Dans la tête d'Angélique les pensées tourbillonnaient, rassemblant les morceaux épars d'un puzzle effrayant.

– Si tu dis vrai, c'est alors que Florimond n'a pas menti. Elle chercherait aussi à empoisonner le roi ?... Dans quel but ?

Le nain eut une moue dubitative.

– L'empoisonner ? J'pense pas. Mais elle lui fait glisser dans sa nourriture des poudres magiques que La Voisin lui prépare pour l'envoûter. Ça a l'air de lui faire ni chaud ni froid, au roi. Il ira bien toujours chercher fortune où il voudra. Maintenant, caltons d'ici. Des fois que le Duchesne se ramènerait avec ses larbins.

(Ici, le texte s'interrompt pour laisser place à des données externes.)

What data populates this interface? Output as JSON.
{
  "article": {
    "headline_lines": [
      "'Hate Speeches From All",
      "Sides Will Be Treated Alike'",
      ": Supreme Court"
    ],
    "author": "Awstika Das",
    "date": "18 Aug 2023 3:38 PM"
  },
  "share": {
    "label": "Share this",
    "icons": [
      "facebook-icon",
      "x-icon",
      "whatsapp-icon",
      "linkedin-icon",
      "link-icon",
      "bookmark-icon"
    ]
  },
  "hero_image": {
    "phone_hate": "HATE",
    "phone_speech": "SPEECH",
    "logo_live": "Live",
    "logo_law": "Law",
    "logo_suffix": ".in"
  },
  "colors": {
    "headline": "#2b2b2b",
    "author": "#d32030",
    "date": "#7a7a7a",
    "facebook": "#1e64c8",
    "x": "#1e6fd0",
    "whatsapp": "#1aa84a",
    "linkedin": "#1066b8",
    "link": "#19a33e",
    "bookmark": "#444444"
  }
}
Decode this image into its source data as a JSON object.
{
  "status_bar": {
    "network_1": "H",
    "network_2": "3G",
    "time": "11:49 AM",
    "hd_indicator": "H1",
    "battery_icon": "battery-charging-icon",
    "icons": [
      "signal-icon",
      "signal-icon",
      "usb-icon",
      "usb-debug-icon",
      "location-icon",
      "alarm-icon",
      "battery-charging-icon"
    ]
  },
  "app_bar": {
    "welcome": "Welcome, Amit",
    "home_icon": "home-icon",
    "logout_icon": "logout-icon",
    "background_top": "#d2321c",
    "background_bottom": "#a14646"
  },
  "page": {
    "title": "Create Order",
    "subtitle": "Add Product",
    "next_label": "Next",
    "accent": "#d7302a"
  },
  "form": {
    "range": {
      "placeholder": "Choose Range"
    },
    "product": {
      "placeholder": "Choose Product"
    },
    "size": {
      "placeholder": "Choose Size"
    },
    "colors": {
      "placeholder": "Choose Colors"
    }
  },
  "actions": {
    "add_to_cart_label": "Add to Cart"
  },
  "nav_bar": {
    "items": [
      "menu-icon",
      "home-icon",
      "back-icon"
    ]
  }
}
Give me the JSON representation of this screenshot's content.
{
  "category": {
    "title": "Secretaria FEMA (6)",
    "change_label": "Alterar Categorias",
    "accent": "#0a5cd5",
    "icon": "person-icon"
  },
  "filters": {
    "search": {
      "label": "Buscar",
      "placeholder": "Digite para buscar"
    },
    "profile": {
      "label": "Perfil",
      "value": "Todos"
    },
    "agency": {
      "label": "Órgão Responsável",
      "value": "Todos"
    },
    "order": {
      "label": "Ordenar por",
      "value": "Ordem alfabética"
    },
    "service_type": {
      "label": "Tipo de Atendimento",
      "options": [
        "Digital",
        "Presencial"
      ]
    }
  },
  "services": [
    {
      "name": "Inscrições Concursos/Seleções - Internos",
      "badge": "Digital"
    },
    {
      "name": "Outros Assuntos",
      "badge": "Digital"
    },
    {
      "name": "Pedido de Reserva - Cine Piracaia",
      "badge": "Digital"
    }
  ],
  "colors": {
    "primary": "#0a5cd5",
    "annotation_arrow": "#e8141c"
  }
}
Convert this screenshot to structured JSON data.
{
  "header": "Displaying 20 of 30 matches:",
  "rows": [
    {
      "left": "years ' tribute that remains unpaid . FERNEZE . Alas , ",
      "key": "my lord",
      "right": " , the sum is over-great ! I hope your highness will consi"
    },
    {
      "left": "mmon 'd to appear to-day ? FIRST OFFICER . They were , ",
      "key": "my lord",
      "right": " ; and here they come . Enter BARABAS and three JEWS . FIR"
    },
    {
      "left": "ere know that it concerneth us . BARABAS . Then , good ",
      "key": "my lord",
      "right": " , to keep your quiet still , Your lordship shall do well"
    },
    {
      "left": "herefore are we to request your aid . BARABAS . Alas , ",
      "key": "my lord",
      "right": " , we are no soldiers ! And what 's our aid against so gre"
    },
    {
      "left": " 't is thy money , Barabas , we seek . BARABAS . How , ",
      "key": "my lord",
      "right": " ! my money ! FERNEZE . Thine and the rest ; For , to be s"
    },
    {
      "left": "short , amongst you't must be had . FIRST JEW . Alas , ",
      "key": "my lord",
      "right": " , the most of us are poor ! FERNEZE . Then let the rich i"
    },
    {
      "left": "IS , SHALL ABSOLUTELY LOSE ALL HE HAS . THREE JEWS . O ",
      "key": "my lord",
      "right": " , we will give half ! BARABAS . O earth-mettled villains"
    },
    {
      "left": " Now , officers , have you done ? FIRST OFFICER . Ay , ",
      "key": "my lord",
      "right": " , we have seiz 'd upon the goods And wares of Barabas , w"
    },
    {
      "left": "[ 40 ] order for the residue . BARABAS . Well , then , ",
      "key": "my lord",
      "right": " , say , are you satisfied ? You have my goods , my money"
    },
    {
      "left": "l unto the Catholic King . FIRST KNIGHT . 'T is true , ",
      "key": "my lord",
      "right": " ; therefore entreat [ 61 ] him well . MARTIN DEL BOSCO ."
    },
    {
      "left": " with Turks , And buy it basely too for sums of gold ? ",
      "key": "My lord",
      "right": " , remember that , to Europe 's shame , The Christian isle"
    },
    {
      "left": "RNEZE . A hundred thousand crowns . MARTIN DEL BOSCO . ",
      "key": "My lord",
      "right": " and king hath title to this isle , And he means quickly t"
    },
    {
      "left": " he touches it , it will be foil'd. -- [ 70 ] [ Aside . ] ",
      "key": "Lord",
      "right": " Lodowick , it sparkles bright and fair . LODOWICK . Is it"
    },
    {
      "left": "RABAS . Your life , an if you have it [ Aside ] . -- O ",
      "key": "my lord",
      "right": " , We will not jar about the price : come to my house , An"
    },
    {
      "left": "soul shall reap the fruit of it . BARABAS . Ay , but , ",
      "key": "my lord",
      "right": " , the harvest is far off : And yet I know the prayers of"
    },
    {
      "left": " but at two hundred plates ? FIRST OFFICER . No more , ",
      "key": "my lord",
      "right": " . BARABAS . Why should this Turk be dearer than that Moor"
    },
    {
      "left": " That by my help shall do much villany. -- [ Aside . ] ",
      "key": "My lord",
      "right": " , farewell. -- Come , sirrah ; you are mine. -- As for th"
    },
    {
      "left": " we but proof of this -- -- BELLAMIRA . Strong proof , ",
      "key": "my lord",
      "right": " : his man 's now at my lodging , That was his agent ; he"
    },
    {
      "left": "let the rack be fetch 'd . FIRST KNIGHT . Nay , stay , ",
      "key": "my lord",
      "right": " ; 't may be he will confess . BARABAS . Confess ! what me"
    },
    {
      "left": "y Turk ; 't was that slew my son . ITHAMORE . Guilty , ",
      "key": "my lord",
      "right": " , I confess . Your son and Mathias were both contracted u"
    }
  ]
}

Hors du bosquet, l'allée envahie de nuit s'ouvrait au loin sur un ciel de cuivre. Des vasques de bronze soutenues par des satyres aux pieds fourchus, et disposées de loin en loin, l'eau ruisselait avec un frais murmure.

Barcarole se mit à trottiner, ombre difforme, aux côtés d'Angélique.

– Et qu'est-ce que tu vas faire maintenant, marquise ?

– Je ne sais pas.

– J'espère que tu vas employer les grands moyens ?

– Qu'appelles-tu les grands moyens ?

– Se défendre de la même façon. œil pour œil, dent pour dent, comme on dit. Pour la Montespan, tu lui flanques un coup de pistolet dans un bouillon, puisque c'est sa méthode. Pour le Duchesne, quelques rapières bien rouillées des frangins en auront raison un soir du côté du Pont-Neuf. T'as qu'à commander.

Angélique garda le silence. Le brouillard du crépuscule tombait sur ses épaules nues et la faisait frissonner. Elle voulait douter encore.

– Y a rien d'autre à faire, marquise, chuchota Barcarole. Sinon tu es fichue. Car elle veut garder le roi, et, foi de Mortemart comme elle dit, le diable lui-même l'y aidera.

*****

Quelques jours plus tard une fête réunit la famille royale dans le parc de Versailles ; la Maison de Monsieur et celle de Madame étaient présentes ajoutant aux fastes de la domesticité. Florimond, accompagné de son précepteur, vint saluer sa mère alors qu'elle s entretenait avec le roi, devant le bassin de Latone. Le petit garçon était parfaitement à l'aise pour saluer les grands. Il savait que son agréable frimousse encadrée de boucles brunes, et son sourire clair, trouvaient toujours grâce. Bien découplé dans un habit de velours cramoisi, la jambe cambrée sous un bas noir à baguette d'or il fit sa révérence au roi et baisa la main de sa mère.